Oppure, assumendo il parallelismo fra soffitta e testa, ricordiamo il romanzo di Michael Ende, dove il bambino Bastiano, dopo aver rubato il volume “La storia infinita”  presso la libreria di un antiquario, proprio in un solaio si rifugia a leggere e a farsi catturare dalle avventure di un mondo fantastico in cui può sognare e diventare eroe.

Persino nella canzone popolare Sergio Endrigo  ci incanta con la filastrocca “Era una casa molto carina, senza soffitta, senza cucina. Non si poteva entrarci dentro …ma era bella, bella davvero in Via Dei Matti numero Zero”.

Casa di campagna, capanna nido d’amore,  ma anche casa  povera o cella d’alveare sepolta dal cemento, sempre nostro intimo angolo di amore essa è.

Tanto più gli anni scorrono, tanto più il legame con essa si rinforza, fino a farla diventare topografia del nostro essere intimo, allacciata ai ricordi, allo svolgimento della nostra vita, alla memoria dei nostri cari. Per questo motivo, se la salute viene a mancare, diventa fondamentale riorganizzare gli spazi mettendo a disposizione dell’anziano progetti ambientali e ausili che gli consentano di mantenere inalterato il legame con il luogo che lo ha accompagnato tutta la vita.

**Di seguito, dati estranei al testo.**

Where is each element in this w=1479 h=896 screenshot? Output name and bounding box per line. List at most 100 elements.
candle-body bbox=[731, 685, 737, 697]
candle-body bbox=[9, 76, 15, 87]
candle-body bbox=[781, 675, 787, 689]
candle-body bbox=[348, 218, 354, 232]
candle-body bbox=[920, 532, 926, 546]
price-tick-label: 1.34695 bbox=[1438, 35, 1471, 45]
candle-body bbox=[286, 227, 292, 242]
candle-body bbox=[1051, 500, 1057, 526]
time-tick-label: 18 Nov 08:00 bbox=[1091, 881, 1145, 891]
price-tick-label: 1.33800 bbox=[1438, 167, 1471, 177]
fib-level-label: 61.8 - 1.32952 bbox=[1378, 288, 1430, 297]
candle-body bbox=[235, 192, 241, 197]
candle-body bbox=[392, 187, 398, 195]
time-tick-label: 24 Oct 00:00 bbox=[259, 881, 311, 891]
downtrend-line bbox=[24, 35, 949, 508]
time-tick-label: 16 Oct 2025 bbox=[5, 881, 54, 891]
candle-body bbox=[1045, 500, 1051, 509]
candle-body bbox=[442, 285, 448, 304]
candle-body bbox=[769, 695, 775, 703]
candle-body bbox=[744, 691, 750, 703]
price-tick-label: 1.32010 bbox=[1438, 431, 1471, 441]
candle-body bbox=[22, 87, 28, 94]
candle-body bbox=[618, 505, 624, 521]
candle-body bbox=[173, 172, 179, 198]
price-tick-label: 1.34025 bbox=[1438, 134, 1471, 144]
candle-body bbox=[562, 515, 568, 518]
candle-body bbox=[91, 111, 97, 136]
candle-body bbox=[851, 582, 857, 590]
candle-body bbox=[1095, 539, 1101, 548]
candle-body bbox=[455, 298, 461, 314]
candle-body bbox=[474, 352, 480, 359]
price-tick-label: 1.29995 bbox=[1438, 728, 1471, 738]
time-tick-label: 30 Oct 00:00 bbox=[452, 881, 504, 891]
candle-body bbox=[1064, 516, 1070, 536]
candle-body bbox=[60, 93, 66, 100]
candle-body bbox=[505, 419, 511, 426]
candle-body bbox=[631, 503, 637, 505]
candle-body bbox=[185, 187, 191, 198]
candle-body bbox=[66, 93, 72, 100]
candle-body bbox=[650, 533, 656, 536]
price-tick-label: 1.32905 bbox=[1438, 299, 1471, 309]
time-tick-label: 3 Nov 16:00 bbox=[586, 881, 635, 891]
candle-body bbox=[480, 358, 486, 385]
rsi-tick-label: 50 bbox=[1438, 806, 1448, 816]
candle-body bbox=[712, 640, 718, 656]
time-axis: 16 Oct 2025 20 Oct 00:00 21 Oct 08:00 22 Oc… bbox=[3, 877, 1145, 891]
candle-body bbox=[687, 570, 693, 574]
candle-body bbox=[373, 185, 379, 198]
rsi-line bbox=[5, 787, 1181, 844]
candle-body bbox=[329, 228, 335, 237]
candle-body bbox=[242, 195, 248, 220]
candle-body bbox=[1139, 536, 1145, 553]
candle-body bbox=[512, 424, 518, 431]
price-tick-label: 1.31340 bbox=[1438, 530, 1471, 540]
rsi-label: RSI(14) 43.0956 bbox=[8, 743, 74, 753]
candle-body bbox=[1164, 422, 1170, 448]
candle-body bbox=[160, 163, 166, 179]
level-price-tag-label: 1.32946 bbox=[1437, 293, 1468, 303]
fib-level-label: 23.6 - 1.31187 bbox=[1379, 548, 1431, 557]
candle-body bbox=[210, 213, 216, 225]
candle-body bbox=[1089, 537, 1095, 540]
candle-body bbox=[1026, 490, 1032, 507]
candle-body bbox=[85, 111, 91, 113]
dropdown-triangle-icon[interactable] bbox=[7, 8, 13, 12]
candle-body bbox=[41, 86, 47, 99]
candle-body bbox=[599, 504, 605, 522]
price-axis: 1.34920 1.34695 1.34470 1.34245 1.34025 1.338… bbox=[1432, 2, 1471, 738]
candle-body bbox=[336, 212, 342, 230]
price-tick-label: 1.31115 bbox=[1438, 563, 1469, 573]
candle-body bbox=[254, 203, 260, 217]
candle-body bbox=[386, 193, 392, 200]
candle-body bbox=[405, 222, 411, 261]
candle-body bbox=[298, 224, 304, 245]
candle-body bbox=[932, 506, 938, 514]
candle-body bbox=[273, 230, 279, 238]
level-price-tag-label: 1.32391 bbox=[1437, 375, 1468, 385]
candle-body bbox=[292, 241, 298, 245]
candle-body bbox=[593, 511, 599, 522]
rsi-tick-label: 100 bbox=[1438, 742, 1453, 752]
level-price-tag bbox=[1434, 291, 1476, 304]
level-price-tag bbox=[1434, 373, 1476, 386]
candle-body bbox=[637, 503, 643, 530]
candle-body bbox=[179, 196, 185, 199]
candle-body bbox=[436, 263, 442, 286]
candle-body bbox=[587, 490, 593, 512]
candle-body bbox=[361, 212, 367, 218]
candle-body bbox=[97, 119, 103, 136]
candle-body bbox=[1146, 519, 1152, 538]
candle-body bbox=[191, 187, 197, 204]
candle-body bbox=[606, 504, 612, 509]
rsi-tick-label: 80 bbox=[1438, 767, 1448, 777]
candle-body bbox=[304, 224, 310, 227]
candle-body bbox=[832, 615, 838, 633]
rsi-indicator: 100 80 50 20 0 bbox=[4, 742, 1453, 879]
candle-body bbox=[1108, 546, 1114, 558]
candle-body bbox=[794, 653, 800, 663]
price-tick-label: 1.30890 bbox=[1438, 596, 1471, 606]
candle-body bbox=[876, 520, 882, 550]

Norberto Bobbio , nei suoi ultimi anni di vita, lascia questa testimonianza come supporto alla progettazione di servizi di assistenza domiciliare: “la propria casa dà sicurezza. Ti difende dal non conosciuto, dall’imprevisto, dal trovarti in un mondo che ormai, chiuso fra quattro pareti, ti è diventato sempre più estraneo. Tanto più si è vecchi quanto più sono profonde le radici, e quindi tanto più difficile da sopportare lo sradicamento, l’andare altrove, dove ti troveresti spaesato, perderesti la tua identità, diventeresti un numero in mezzo ad altri numeri …”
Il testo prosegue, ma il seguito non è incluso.